I firmatari del ricorso avevano contestato, sotto vari profili, la sussistenza di un quadro indiziario univoco e certo riguardo il condizionamento mafioso del Comune. Secondo i giudici del Tar, invece, «il quadro emergente dall’istruttoria svolta dall’autorità giudiziaria descrive un contesto generale di diffusa illegalità, connotato da reiterati e pesanti condizionamenti sull’amministrazione comunale da parte dei clan malavitosi di quel territorio. Condizionamenti che hanno assunto, nel tempo, una pervasività e una ripetitività tali da condurre a una diffusa prassi d’illegalità alla base delle scelte politiche, ispirate da logiche clientelari, contiguità e parentele con ambienti controindicati, nei più svariati settori. Le circostanze rilevate in occasione degli accertamenti giudiziari e di polizia, confluite nella relazione prefettizia e in quella ministeriale, sono sintomatiche, inoltre, di specifiche cointeressenze tra gli esponenti politici e amministrativi dell’ente e le cosche locali. Cointeressenze che, in quanto tali, sono state ritenute idonee a suffragare il provvedimento adottato. Sono emerse, infatti, talune circostanze significative tra cui le frequentazioni di amministratori e dipendenti comunali con esponenti di ambienti controindicati, il sostegno elettorale di esponenti delle organizzazioni criminali locali, le ripetute illegittimità nelle procedure poste in essere dall’ente, la diffusa illegalità nei vari settori dell’amministrazione comunale e l’indebita ingerenza degli organi politici sull’operato degli organi amministrativi.

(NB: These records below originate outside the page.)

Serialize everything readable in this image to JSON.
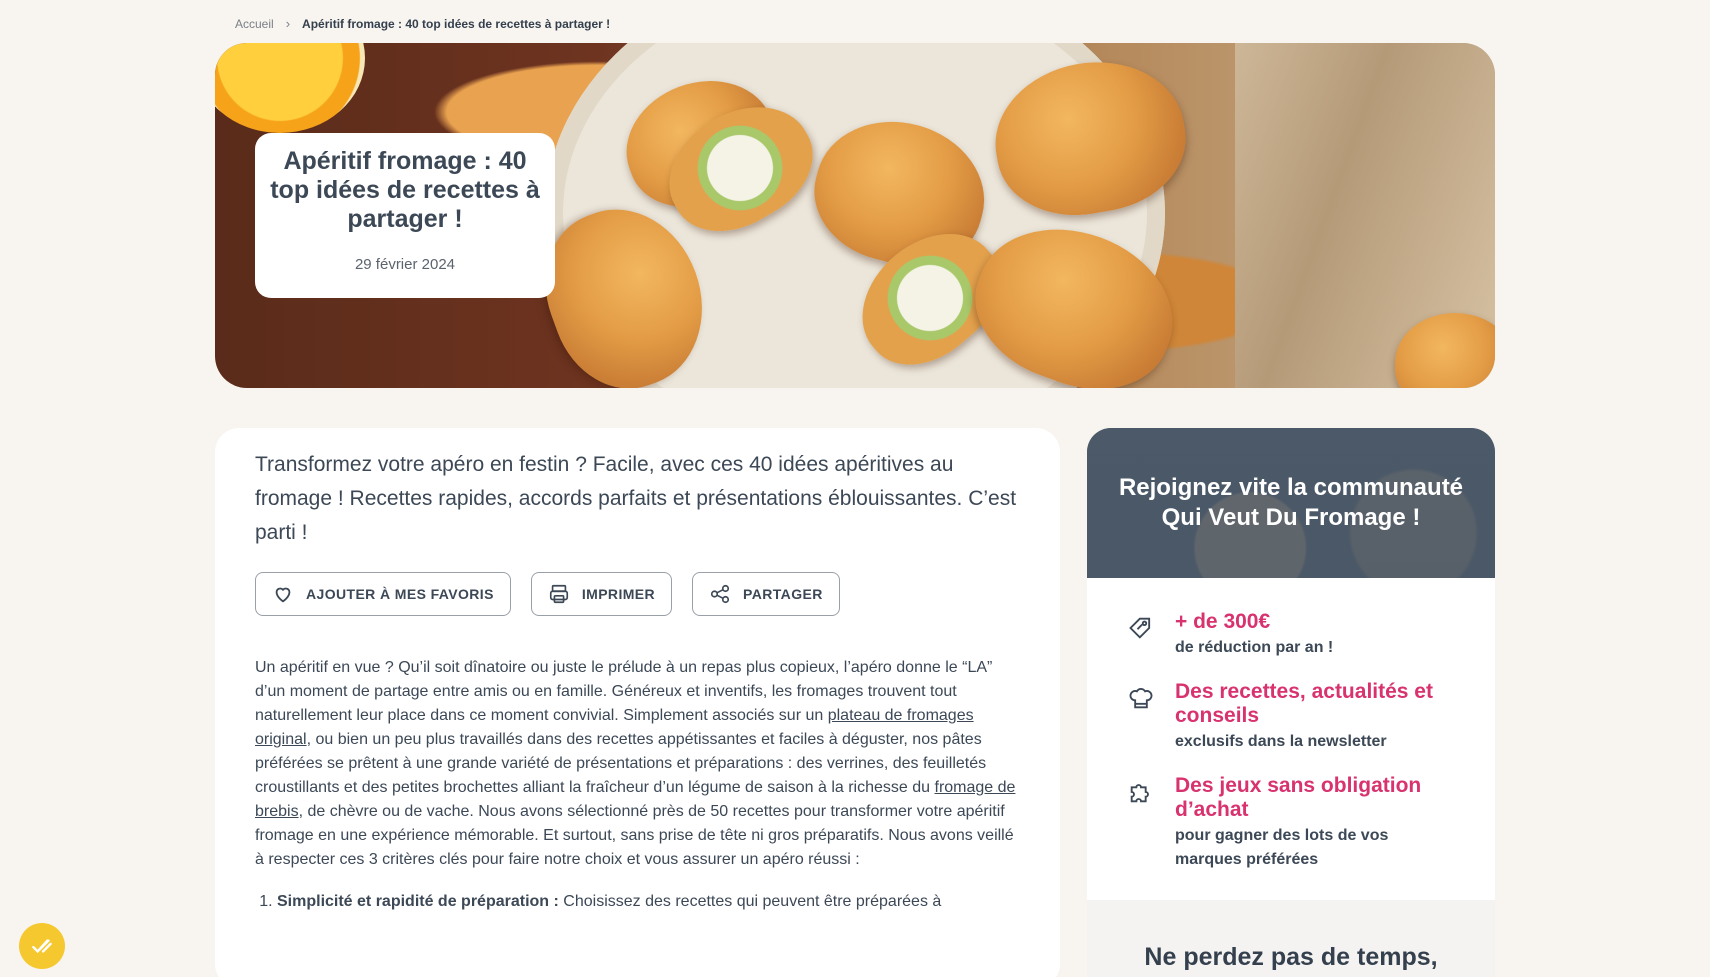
{
  "breadcrumb": {
    "home": "Accueil",
    "separator": "›",
    "current": "Apéritif fromage : 40 top idées de recettes à partager !"
  },
  "hero": {
    "title": "Apéritif fromage : 40 top idées de recettes à partager !",
    "date": "29 février 2024"
  },
  "article": {
    "intro": "Transformez votre apéro en festin ? Facile, avec ces 40 idées apéritives au fromage ! Recettes rapides, accords parfaits et présentations éblouissantes. C’est parti !",
    "actions": {
      "favorite": "AJOUTER À MES FAVORIS",
      "print": "IMPRIMER",
      "share": "PARTAGER"
    },
    "body_part1": "Un apéritif en vue ? Qu’il soit dînatoire ou juste le prélude à un repas plus copieux, l’apéro donne le “LA” d’un moment de partage entre amis ou en famille. Généreux et inventifs, les fromages trouvent tout naturellement leur place dans ce moment convivial. Simplement associés sur un ",
    "link1": "plateau de fromages original",
    "body_part2": ", ou bien un peu plus travaillés dans des recettes appétissantes et faciles à déguster, nos pâtes préférées se prêtent à une grande variété de présentations et préparations : des verrines, des feuilletés croustillants et des petites brochettes alliant la fraîcheur d’un légume de saison à la richesse du ",
    "link2": "fromage de brebis",
    "body_part3": ", de chèvre ou de vache. Nous avons sélectionné près de 50 recettes pour transformer votre apéritif fromage en une expérience mémorable. Et surtout, sans prise de tête ni gros préparatifs. Nous avons veillé à respecter ces 3 critères clés pour faire notre choix et vous assurer un apéro réussi :",
    "list_item1_bold": "Simplicité et rapidité de préparation :",
    "list_item1_text": " Choisissez des recettes qui peuvent être préparées à"
  },
  "sidebar": {
    "title": "Rejoignez vite la communauté Qui Veut Du Fromage !",
    "perks": [
      {
        "icon": "discount-tag-icon",
        "headline": "+ de 300€",
        "sub": "de réduction par an !"
      },
      {
        "icon": "chef-hat-icon",
        "headline": "Des recettes, actualités et conseils",
        "sub": "exclusifs dans la newsletter"
      },
      {
        "icon": "puzzle-icon",
        "headline": "Des jeux sans obligation d’achat",
        "sub": "pour gagner des lots de vos marques préférées"
      }
    ],
    "footer_title": "Ne perdez pas de temps, inscrivez-vous !"
  },
  "colors": {
    "accent_pink": "#d8326f",
    "text_dark": "#3c4856",
    "fab_yellow": "#f6c830"
  }
}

La concretezza di tali elementi è comprovata – sottolinea il Tar – da vicende e accadimenti storicamente verificatisi e accertati, che giustificano i rilievi mossi alla disciolta amministrazione. I legami e gli intrecci di interesse tra l’amministrazione di Pizzo con la criminalità organizzata locale si sono palesati già nel corso della campagna elettorale del giugno 2017, in occasione della quale il sindaco era candidato per il secondo mandato. Gli esiti dell’indagine “Rinascita–Scott”, e in particolare diverse intercettazioni ambientali, hanno fornito concreti elementi circa il sostegno elettorale dato al primo cittadino da parte delle locali consorterie mafiose».

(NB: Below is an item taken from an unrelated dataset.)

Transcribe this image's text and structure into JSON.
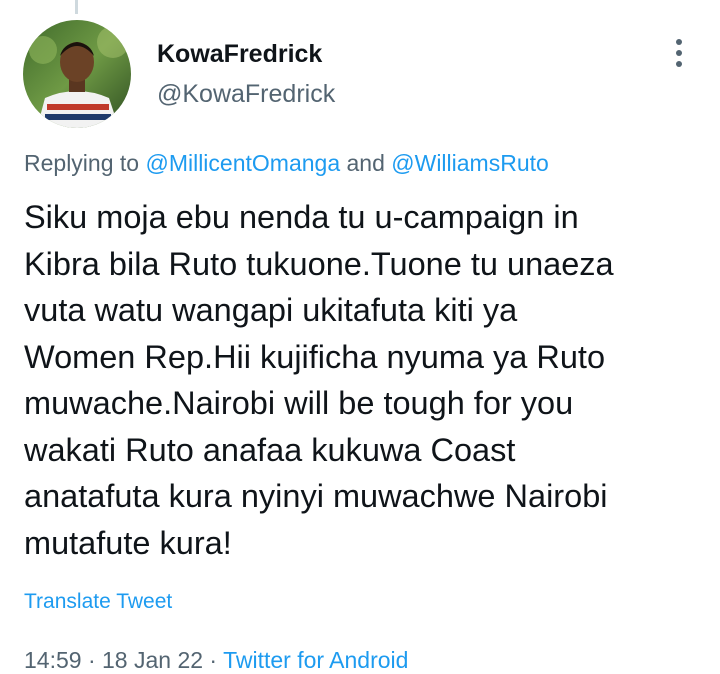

Emerse, inoltre, criticità in molti settori e servizi dell’ente, rispetto alle quali «si riscontra una sistematica violazione delle regole a salvaguardia della legittimità e della trasparenza dell’azione amministrativa, con diffuse irregolarità nonché l’assenza di atti dei vertici politici idonei a ripristinare la legalità hanno favorito la permeabilità dell’istituzione ai condizionamenti malavitosi.». Un contesto che, secondo il Tar, «denota come la cura dell’interesse pubblico connesso al mandato conferito agli amministratori sia stata del tutto omessa». [Continua in basso]

Ed ancora: «Le attività di indagine hanno mostrato, in più casi, come l’attività amministrativa del Comune – sottolinea il Tar – sia stata spesso sviata in favore degli interessi imprenditoriali del sindaco. Ne è scaturito un intreccio di cointeressenze politico-affaristiche e criminali che, come ampiamente esposto nella relazione ministeriale, ha trovato conferma in varie circostanze, tra le quali merita menzionare la vicenda concernente l’occupazione di immobili comunali da parte di parenti di un capo clan locale e utilizzati per l’esercizio di un’attività commerciale.

Altresì rilevante nel senso del pericolo di condizionamento è risultata poi la vicenda concernente la richiesta pervenuta all’ufficio della polizia municipale di Pizzo di accertamenti in merito alla convivenza tra l’esponente mafioso locale, ristretto in carcere, e la sua compagna, al fine di consentire a quest’ultima di fargli visita. Gli accertamenti sono stati svolti, a seguito di avocazione del fascicolo, dal comandante della polizia municipale, il quale ha attestato falsamente la sussistenza dei requisiti necessari per consentire la visita nella struttura carceraria. Nel caso de quo, la compagine politica dell’ente è rimasta passiva, in un contesto tipicamente permeabile alle ingerenze della criminalità organizzata.